İBB Lideri İmamoğlu ve eski Vilayet Lideri Canan Kaftancıoğlu ortasındaki tansiyon, son periyotta uygundan uyguna kamuoyuna yansımıştı.
Bu tansiyonun nedenlerinden biri de iki ismin, Vilayet İdaresi ve İBB ortasındaki alakaya ilgiye yaklaşımdaki farklılık olduğu öne sürülüyordu.
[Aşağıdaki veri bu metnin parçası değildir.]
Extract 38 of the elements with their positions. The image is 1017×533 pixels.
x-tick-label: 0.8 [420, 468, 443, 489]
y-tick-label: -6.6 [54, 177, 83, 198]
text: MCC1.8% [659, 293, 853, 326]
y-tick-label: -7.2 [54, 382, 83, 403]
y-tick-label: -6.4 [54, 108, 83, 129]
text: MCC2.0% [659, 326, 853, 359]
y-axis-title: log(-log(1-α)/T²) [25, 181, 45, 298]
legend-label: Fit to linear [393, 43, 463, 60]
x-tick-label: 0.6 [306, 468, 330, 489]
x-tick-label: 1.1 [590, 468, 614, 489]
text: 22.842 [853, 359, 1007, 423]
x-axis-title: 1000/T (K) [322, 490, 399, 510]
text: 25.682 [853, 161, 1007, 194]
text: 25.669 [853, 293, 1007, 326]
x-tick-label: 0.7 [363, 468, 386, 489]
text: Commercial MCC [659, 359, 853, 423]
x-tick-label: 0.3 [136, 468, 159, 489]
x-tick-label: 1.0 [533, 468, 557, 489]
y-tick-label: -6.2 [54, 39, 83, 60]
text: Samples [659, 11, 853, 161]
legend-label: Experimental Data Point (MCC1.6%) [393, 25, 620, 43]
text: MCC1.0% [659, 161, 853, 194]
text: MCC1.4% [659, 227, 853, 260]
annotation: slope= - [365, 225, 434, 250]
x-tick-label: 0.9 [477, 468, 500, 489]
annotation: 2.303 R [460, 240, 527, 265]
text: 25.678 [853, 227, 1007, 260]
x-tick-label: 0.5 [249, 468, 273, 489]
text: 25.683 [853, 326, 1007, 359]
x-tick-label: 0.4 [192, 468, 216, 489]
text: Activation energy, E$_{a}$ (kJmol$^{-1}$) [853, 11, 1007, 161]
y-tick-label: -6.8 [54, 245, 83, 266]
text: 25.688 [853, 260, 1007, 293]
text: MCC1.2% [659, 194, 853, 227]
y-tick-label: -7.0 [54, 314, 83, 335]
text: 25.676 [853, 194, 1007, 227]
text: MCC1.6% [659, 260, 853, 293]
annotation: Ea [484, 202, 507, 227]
Yeni idareyle CHP Vilayet İdaresi ile İBB ortasındaki bağ de yeni bir düzleme oturmuş olacak.
Kanatlar ne yapacak?
Konuştuğumuz partililere nazaran kongre sürecinden İstanbul’daki gücünü artırarak çıkan iki isim var: İBB Lideri Ekrem İmamoğlu ve İstanbul milletvekili Erdoğan Toprak.
Erdoğan Toprak, İstanbul seçimlerinde Özgür Çelik’i destekliyordu. Toprak, Büyük Kurultay’da ise Kemal Kılıçdaroğlu’nu destekleyeceğini belirtmişti.
Hem Genel Merkez ile hem de ‘değişimcilerle’ diyaloğu olan Toprak’ın önümüzdeki süreçte kanatlar ortasında bir istikrar ögesi üzere hareket edebileceği yorumları da yapılıyor.
Kongre sonucunun; Canpolat’ı destekleyen, ismi Oğuz Kaan Salıcı ile anılan 10 Aralık kümesi olarak isimlendirilen partililer, ortalarında Ataşehir Belediye Lideri Battal İlgezdi’nin de bulunduğu birtakım belediye liderleri ve çeşitli ilçe liderlerinin etrafındaki kanatların İstanbul’daki güç ve tesiri açısından olumsuz bir sonuç doğurduğu belirtiliyor.
Parti içinde, Mustafa Sarıgül’ün de İstanbul’da beklediği etkiyi yaratamadığı yorumu yapılıyor.
Cemal Canpolat, kongre sonucu sonrası sahneye çıkmazken şimdi toplumsal medya kanalıyla da rastgele bir açıklama yapmamış durumda.
İstanbul’da parti içindeki tansiyonların tahlili açısından Özgür Çelik’in alacağı tavır da kritik bulunuyor.
Çelik kongre başarısı sonrası yaptığı konuşmada kongrenin heyecanıyla tabir edilmemesi gereken cümlelerin de söylendiğini belirttikten sonra “Acaba örgütte bu karşılıklı bir kırılma yaratabilir mi telaşı olmasın. Biz, ilçe liderlerimizle, vilayet idaremizle, bayan kolumuzla, gençlik kolumuzla, tüm örgütümüzle kucaklaşmayı hazırız” diye konuşmuştu.
İstanbul’da partililer ortasında görüşme trafiği sürüyor.
Diğer yandan tüm kanatların İstanbul’daki taşların tam yerine oturması için Olağan Kurultay’ı beklediği yorumları yapılıyor.